Our Pushkar Camel Fair photo tour is designed to get you up and close amidst twenty thousand restless camels and an almost equal number of animated buyers and sellers. It is chaotic, it is colorful, it is lively, it is crowded, it is maddening and it is awe-inspiring. In short, it is a microcosm of India itself.
TRIP OBJECTIVES AND DATES
iExact dates to be announced.
A smile, a willingness to get involved in the Indian way of doing things, a non-judgemental acceptance that things here are not the way thing might be back at home, a willingess to overlook some camel compost on your shoes, a willingness to connect with people and LOTS of memory cards.

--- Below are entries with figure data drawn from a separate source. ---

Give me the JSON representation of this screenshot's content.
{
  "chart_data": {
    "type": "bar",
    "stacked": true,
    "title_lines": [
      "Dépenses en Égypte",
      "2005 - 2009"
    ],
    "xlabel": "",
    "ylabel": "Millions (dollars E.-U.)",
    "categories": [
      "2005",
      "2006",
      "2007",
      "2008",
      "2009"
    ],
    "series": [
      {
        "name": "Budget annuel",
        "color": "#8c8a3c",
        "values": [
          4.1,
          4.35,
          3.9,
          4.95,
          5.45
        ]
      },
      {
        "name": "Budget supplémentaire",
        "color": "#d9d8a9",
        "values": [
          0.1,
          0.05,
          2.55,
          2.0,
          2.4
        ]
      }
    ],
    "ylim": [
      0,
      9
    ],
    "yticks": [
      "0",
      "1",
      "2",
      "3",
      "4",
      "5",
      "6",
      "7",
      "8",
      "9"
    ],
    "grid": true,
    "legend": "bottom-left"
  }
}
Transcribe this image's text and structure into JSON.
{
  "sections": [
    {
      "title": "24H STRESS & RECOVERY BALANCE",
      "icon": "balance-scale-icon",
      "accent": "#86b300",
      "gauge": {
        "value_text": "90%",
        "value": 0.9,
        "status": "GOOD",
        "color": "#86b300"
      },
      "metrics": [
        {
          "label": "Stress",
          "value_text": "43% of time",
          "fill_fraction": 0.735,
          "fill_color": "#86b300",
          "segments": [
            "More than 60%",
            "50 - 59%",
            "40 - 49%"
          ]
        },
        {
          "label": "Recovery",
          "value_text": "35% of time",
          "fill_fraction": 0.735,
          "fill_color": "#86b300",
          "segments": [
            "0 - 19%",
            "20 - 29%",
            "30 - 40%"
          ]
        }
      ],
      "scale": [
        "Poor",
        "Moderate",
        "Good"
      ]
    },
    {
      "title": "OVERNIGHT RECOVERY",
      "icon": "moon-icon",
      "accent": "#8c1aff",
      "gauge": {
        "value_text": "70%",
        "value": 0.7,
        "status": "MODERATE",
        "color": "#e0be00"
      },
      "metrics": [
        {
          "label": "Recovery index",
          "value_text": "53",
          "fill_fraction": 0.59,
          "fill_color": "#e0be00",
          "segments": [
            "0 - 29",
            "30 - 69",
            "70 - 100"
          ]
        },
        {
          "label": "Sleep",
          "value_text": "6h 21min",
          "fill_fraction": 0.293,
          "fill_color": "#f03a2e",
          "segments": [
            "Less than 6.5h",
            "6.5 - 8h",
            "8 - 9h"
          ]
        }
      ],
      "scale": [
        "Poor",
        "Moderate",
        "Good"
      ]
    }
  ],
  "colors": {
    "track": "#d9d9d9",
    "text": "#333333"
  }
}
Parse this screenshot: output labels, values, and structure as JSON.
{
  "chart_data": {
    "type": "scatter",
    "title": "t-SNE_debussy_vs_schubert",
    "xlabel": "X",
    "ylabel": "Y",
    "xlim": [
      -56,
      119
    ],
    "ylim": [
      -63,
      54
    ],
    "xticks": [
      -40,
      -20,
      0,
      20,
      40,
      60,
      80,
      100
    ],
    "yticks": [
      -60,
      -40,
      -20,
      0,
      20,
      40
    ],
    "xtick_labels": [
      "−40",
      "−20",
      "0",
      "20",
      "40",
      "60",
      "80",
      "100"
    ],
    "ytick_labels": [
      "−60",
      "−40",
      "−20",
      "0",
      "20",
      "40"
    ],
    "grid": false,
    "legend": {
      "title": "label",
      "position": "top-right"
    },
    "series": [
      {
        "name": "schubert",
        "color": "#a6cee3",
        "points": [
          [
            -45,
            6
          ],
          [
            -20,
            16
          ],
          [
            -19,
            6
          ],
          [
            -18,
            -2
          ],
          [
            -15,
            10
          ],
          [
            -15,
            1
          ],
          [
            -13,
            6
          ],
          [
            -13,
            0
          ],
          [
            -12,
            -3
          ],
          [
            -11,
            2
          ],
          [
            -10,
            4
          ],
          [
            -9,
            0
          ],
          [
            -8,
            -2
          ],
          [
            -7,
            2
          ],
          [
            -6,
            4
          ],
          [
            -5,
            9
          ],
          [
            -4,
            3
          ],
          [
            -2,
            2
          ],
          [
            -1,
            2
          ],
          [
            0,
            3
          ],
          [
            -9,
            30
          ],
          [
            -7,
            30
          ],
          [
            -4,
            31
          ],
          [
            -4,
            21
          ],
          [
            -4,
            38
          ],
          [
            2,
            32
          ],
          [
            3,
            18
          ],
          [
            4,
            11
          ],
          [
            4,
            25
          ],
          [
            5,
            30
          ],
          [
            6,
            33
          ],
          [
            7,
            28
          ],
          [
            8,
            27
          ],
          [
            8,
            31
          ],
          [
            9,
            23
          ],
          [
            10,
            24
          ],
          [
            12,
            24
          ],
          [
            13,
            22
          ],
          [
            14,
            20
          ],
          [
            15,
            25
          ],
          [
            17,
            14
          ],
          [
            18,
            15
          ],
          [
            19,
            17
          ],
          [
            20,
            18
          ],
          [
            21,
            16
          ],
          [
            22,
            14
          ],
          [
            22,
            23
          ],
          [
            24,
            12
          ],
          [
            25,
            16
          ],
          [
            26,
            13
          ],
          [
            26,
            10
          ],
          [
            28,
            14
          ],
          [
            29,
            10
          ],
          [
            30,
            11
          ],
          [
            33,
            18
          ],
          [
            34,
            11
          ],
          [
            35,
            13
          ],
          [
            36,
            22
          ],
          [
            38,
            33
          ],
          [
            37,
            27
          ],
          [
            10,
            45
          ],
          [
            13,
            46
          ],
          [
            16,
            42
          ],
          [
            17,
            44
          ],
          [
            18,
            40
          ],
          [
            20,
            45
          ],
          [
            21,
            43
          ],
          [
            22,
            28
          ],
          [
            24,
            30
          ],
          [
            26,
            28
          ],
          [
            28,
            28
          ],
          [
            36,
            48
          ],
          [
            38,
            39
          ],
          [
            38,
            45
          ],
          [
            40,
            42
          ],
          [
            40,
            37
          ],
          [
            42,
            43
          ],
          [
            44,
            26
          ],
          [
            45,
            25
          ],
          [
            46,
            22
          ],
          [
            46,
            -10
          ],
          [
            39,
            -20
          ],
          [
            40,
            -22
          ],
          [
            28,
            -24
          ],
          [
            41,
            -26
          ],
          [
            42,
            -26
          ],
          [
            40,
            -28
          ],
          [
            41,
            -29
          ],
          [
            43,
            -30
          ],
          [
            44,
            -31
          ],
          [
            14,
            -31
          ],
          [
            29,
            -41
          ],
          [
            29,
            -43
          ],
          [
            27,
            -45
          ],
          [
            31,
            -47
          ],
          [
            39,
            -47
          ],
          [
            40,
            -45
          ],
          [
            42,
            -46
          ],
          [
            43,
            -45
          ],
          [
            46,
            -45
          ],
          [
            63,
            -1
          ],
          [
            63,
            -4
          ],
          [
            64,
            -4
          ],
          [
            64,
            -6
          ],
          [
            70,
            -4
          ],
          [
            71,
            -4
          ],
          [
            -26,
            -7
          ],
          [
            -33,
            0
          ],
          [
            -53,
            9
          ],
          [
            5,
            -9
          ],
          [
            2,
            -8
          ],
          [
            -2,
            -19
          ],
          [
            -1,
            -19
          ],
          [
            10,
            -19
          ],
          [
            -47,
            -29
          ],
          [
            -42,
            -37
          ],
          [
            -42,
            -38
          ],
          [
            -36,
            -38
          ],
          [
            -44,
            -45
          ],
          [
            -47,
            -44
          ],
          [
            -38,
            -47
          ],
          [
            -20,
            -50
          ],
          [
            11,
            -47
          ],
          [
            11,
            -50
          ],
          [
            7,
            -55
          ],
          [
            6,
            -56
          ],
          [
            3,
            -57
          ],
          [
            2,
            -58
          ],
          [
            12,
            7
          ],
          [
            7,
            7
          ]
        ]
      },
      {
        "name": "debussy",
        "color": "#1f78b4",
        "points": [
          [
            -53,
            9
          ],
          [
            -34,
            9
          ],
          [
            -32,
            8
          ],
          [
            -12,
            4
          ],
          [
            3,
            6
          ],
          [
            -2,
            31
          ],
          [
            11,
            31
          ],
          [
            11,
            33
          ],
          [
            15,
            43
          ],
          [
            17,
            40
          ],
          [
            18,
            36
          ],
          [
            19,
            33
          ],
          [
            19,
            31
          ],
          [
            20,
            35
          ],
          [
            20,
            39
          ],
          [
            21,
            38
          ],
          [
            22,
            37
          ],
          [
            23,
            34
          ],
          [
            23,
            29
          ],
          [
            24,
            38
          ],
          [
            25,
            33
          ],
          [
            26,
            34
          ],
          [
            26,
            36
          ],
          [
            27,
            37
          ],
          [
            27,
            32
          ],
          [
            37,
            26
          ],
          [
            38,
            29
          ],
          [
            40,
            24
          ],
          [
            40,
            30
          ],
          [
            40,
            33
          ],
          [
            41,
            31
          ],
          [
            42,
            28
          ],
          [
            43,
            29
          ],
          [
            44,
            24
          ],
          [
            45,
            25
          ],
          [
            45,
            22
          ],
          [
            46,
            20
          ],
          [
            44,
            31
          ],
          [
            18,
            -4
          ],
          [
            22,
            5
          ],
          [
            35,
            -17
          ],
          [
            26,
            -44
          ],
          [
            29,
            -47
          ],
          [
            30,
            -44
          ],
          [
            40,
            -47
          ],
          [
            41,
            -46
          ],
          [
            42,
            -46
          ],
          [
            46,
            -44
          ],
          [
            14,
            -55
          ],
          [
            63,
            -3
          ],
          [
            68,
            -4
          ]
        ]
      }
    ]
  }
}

The classic photo-journalist's kit works wonders here: a wideangle lens (eg, 17-40) and a short tele (70-200). And a small compact for candids and inconspicuous shooting. If you have a high-quality compact, you could do the entire trip with it, actually. This is not so much about gear, as it is about your eye and seeing the moment.
If you are using SLRs and multiple lenses, try to keep each lens on a separate body and use a belt system or shoulder bag for shooting. You want to be move fast and be ready to shoot at a moment's notice.
1: Meet in New
Delhi and transfer to Pushkar (either by car, or a combination of train and car). Visit the great "maidan" or fairgrounds in the afternoon(L, D)
2: All day photography at the fairground. The first day is very over-whelming for photographers, as there is so much to see and shoot that you literally dont know where to point your lens. That is ok. It will start to fall in place as the days go by. (B, L, D)
Day 3: Morning at the camel fair, than a walk around the old town of Pushkar doing some street photography. After lunch, back to the fair. It is still overwhelming but now a pattern is starting to emerge. Try for sunset shots from atop a nearby hill (B, L, D)
Day 4: All day at the camel fair. By now, you're becoming a familiar face. You might recognize a few of the camel sellers (you might even have discussed swapping your gear for camels - I was offered 20 camels for my 1DMk2 and 70-200/4 a few years ago!). And you have also adapter to the hectic beat of the camel fair - your rhythm beats in unison with those of the people around you. Things have slowed down and you are starting to see a lot better.
5: Last day. Now, you are going to be selective. This is also typically when the best shots are taken, because by now, you are a part of the scene. You know the going rate for camels, how to suss out a good one and the people offering camel rides only offr you a ride 5 times before giving up. There is also a carnival going on by now, and we will spend time photographing it (and also watching the magic show. It is worth it). If the camel races and other related activities are ongoing, we will photograph them as well.
6: Now it is time to depart. After sneaking a quick trip through the grounds, we will head to the train station and then back to Delhi.
This trip is all about people. Yes, Pushkar gets a lot of tourists, but it still retains its characters. Put on headphones and sunglasses, ignore the kid begging or asking for change, and your "friend" offering you camel rides for only 50 rupees. That is as much a part of the experience as the camels and the camel-herders.
Our goal is to help you experience and photograph the camel fair as a participant, not a voyeur, but in a safe and comfortable manner. That means you meet India halfway.
The prices for the trip is $1500, and the trip is limited to 6 people maximum.
The price includes all transfers from Delhi to Pushkar,
local transport, accommodation,
meals and guides. Accommodation is in large, walk-in safari tents. Note that Pushkar being a holy city, meat is hard to find. If enough people are feeling carnivorous, we will drive out of the town to the next one for meat, but otherwise, it is veg food all the way.